“Mr. Robot” was a comet, blazing brightly in its riveting first season at the risk of crashing and burning in its second. While that flame is unlikely to be fully rekindled, version 3.0 marks a welcome return to form, one that tightens the story but still seems disarmingly weird and appropriately suited to the current political and cultural moment.
Poor Elliot Alderson (Rami Malek, a season-one Emmy winner overlooked in season two) is still caught up in forces largely beyond his control, including his alter ego Mr. Robot, played with innate menace by Christian Slater. Yet Elliot’s attempt to essentially reclaim his narrative and set right the wrong he’s done with his hacking ways creates a structural spine that last season frequently lacked.
Elliot remains obsessed with Evil Corp, the massive conglomerate he was determined to bring down. But others harbor their own shadowy motives and angles, from simple revenge to the more elaborate machinations of Whiterose (B.D. Wong), who ominously speaks of carrying out “Stage 2” of a plan to undermine the company, and potentially crash the U.S. economic system along with it.
The first episodes move briskly — again, not a description that always applied to the previous flight — adding Bobby Cannavale as a terrific new character with a Gumby hairdo. The pace slows a bit thereafter (six episodes were previewed), while incorporating a few twists almost as surprising as the show’s season-one reveal.
Perhaps foremost, “Mr. Robot” again features writer-director Sam Esmail’s feverish tone, fun-house mirror on society and jaundiced view of capitalism, while provocatively referencing current events. In his narration, Elliot notes that the establishment has “turned our dissent into intellectual property” and prodded us to “buy in on our worst selves.” (In a few scenes, he’s forced to wear a borrowed “Property of Josh Groban” T-shirt, which only adds to the wry wit of it all.)

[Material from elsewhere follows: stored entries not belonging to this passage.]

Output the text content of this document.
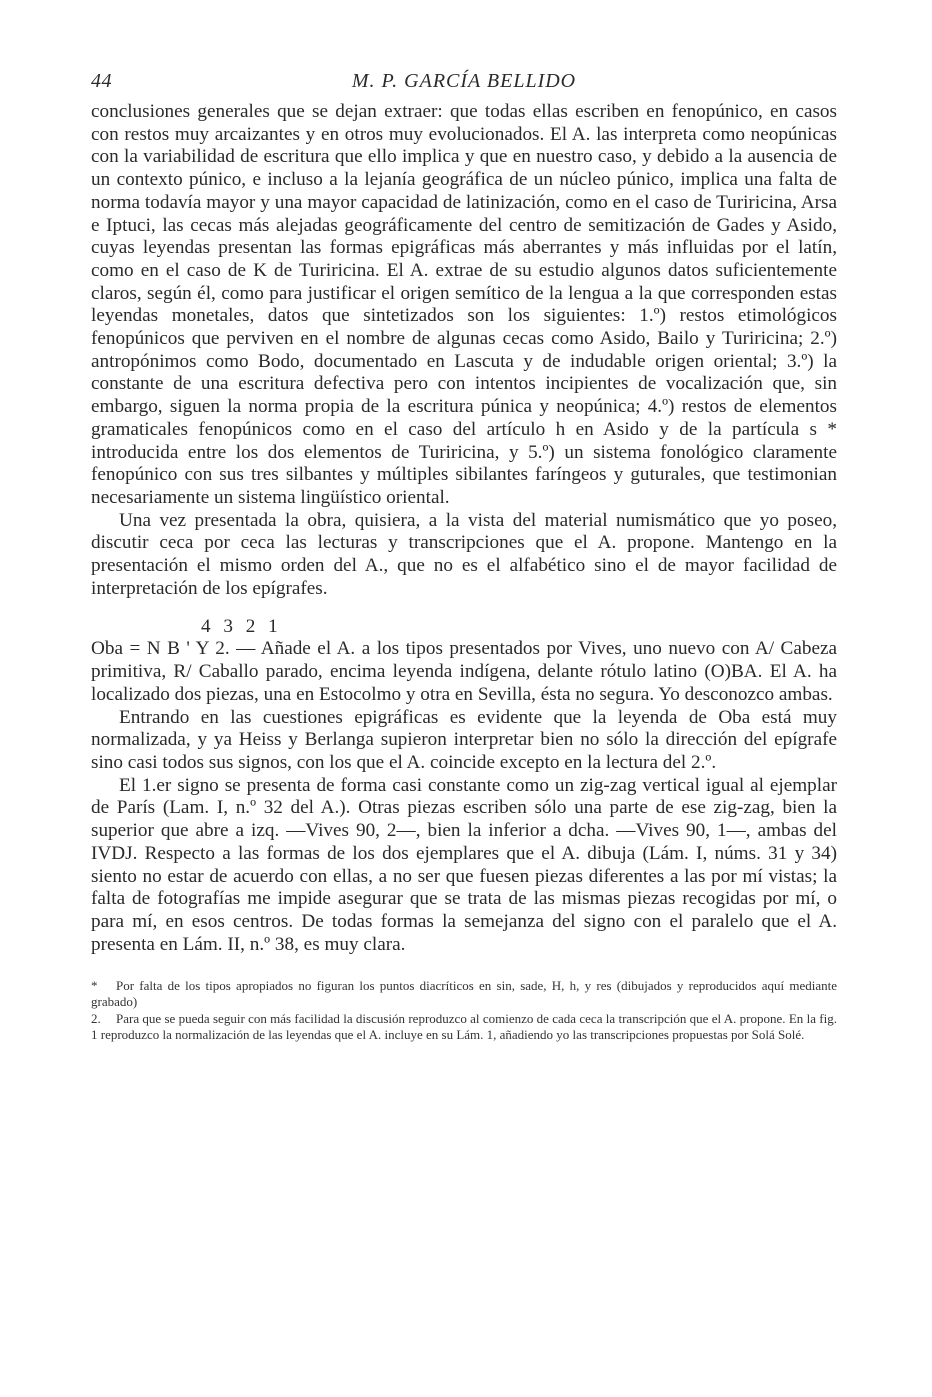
44	M. P. GARCÍA BELLIDO

conclusiones generales que se dejan extraer: que todas ellas escriben en fenopúnico, en casos con restos muy arcaizantes y en otros muy evolucionados. El A. las interpreta como neopúnicas con la variabilidad de escritura que ello implica y que en nuestro caso, y debido a la ausencia de un contexto púnico, e incluso a la lejanía geográfica de un núcleo púnico, implica una falta de norma todavía mayor y una mayor capacidad de latinización, como en el caso de Turiricina, Arsa e Iptuci, las cecas más alejadas geográficamente del centro de semitización de Gades y Asido, cuyas leyendas presentan las formas epigráficas más aberrantes y más influidas por el latín, como en el caso de K de Turiricina. El A. extrae de su estudio algunos datos suficientemente claros, según él, como para justificar el origen semítico de la lengua a la que corresponden estas leyendas monetales, datos que sintetizados son los siguientes: 1.º) restos etimológicos fenopúnicos que perviven en el nombre de algunas cecas como Asido, Bailo y Turiricina; 2.º) antropónimos como Bodo, documentado en Lascuta y de indudable origen oriental; 3.º) la constante de una escritura defectiva pero con intentos incipientes de vocalización que, sin embargo, siguen la norma propia de la escritura púnica y neopúnica; 4.º) restos de elementos gramaticales fenopúnicos como en el caso del artículo h en Asido y de la partícula s * introducida entre los dos elementos de Turiricina, y 5.º) un sistema fonológico claramente fenopúnico con sus tres silbantes y múltiples sibilantes faríngeos y guturales, que testimonian necesariamente un sistema lingüístico oriental.

Una vez presentada la obra, quisiera, a la vista del material numismático que yo poseo, discutir ceca por ceca las lecturas y transcripciones que el A. propone. Mantengo en la presentación el mismo orden del A., que no es el alfabético sino el de mayor facilidad de interpretación de los epígrafes.

4 3 2 1

Oba = N B ' Y 2. — Añade el A. a los tipos presentados por Vives, uno nuevo con A/ Cabeza primitiva, R/ Caballo parado, encima leyenda indígena, delante rótulo latino (O)BA. El A. ha localizado dos piezas, una en Estocolmo y otra en Sevilla, ésta no segura. Yo desconozco ambas.

Entrando en las cuestiones epigráficas es evidente que la leyenda de Oba está muy normalizada, y ya Heiss y Berlanga supieron interpretar bien no sólo la dirección del epígrafe sino casi todos sus signos, con los que el A. coincide excepto en la lectura del 2.º.

El 1.er signo se presenta de forma casi constante como un zig-zag vertical igual al ejemplar de París (Lam. I, n.º 32 del A.). Otras piezas escriben sólo una parte de ese zig-zag, bien la superior que abre a izq. —Vives 90, 2—, bien la inferior a dcha. —Vives 90, 1—, ambas del IVDJ. Respecto a las formas de los dos ejemplares que el A. dibuja (Lám. I, núms. 31 y 34) siento no estar de acuerdo con ellas, a no ser que fuesen piezas diferentes a las por mí vistas; la falta de fotografías me impide asegurar que se trata de las mismas piezas recogidas por mí, o para mí, en esos centros. De todas formas la semejanza del signo con el paralelo que el A. presenta en Lám. II, n.º 38, es muy clara.

* Por falta de los tipos apropiados no figuran los puntos diacríticos en sin, sade, H, h, y res (dibujados y reproducidos aquí mediante grabado)

2. Para que se pueda seguir con más facilidad la discusión reproduzco al comienzo de cada ceca la transcripción que el A. propone. En la fig. 1 reproduzco la normalización de las leyendas que el A. incluye en su Lám. 1, añadiendo yo las transcripciones propuestas por Solá Solé.
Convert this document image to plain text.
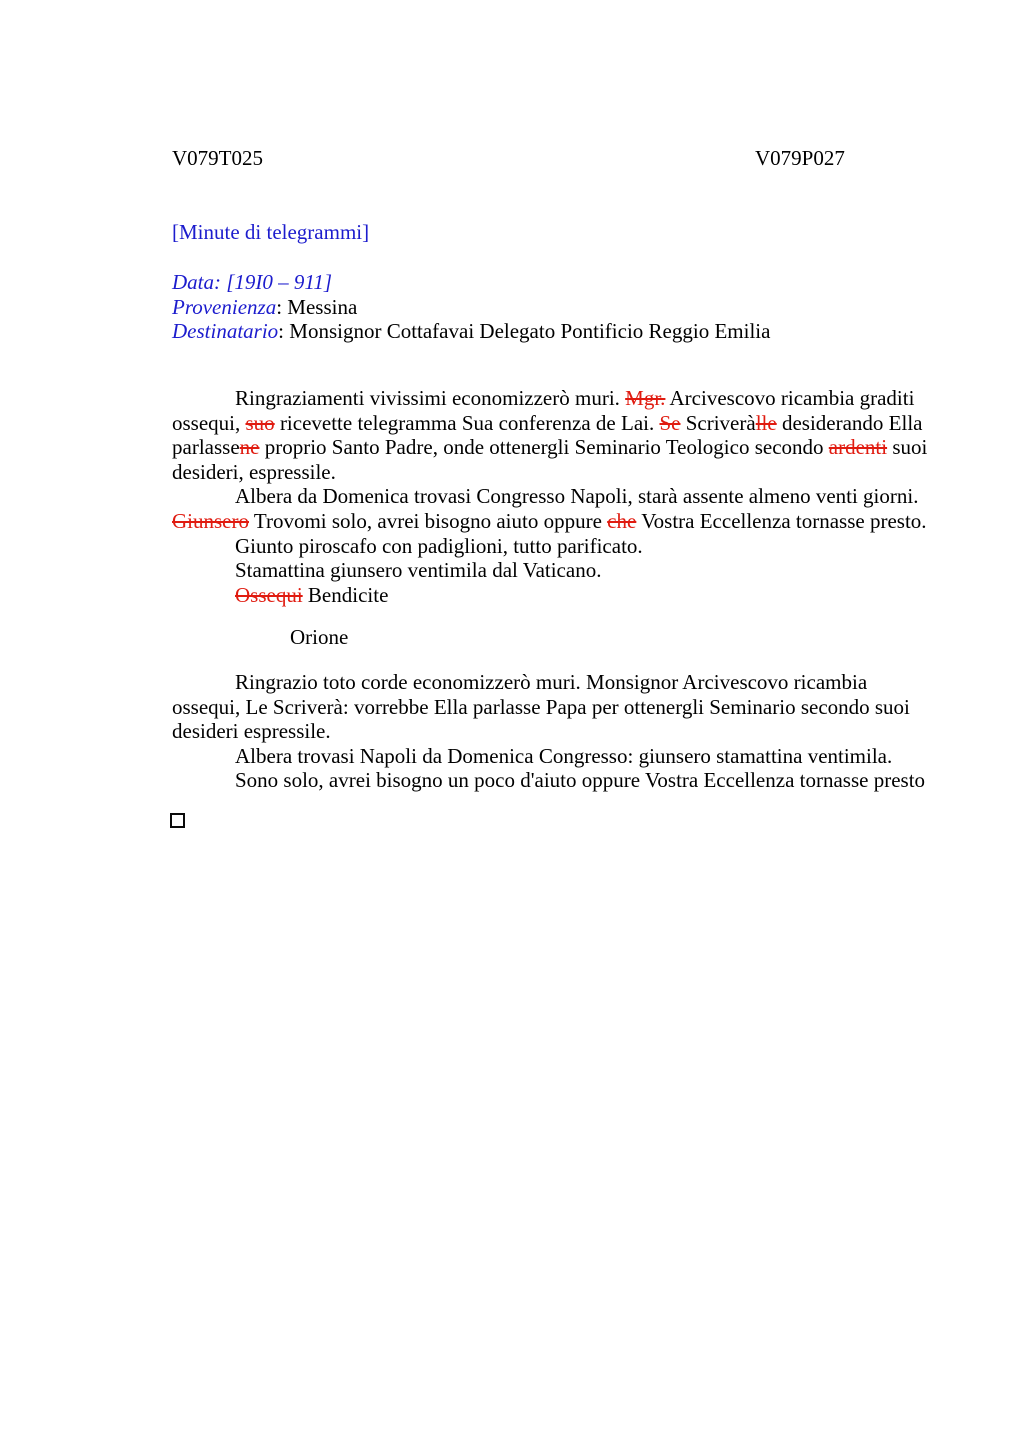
V079T025	V079P027

[Minute di telegrammi]

Data: [19I0 – 911]

Provenienza: Messina

Destinatario: Monsignor Cottafavai Delegato Pontificio Reggio Emilia

Ringraziamenti vivissimi economizzerò muri. Mgr. Arcivescovo ricambia graditi ossequi, suo ricevette telegramma Sua conferenza de Lai. Se Scriveràlle desiderando Ella parlassene proprio Santo Padre, onde ottenergli Seminario Teologico secondo ardenti suoi desideri, espressile.

Albera da Domenica trovasi Congresso Napoli, starà assente almeno venti giorni. Giunsero Trovomi solo, avrei bisogno aiuto oppure che Vostra Eccellenza tornasse presto.

Giunto piroscafo con padiglioni, tutto parificato.

Stamattina giunsero ventimila dal Vaticano.

Ossequi Bendicite

Orione

Ringrazio toto corde economizzerò muri. Monsignor Arcivescovo ricambia ossequi, Le Scriverà: vorrebbe Ella parlasse Papa per ottenergli Seminario secondo suoi desideri espressile.

Albera trovasi Napoli da Domenica Congresso: giunsero stamattina ventimila.

Sono solo, avrei bisogno un poco d'aiuto oppure Vostra Eccellenza tornasse presto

“Mr. Robot” was never a huge hit ratings-wise, but it almost instantly elevated USA into a premium programming tier that the network has seldom occupied. Part of that has to do with centering on an unreliable protagonist who keeps the viewer constantly off guard, an unpredictability that can be alternately bracing and confounding.
The show’s casual paranoia and disdain for authority — jarring enough when it made its debut — also feel even more pointed and timely now, during the Trump presidency, in the way ’70s thrillers suddenly feel more relevant. Deep State, meet the Dark Army.
In that context, the reloaded third season not only puts “Mr. Robot” back on that track, but appears to include a few guard rails to keep it from tumbling off. And even with its occasional glitches, that’s enough motivation, for now, to buy back in.
“Mr. Robot” premieres Oct. 11 at 10 p.m. on USA.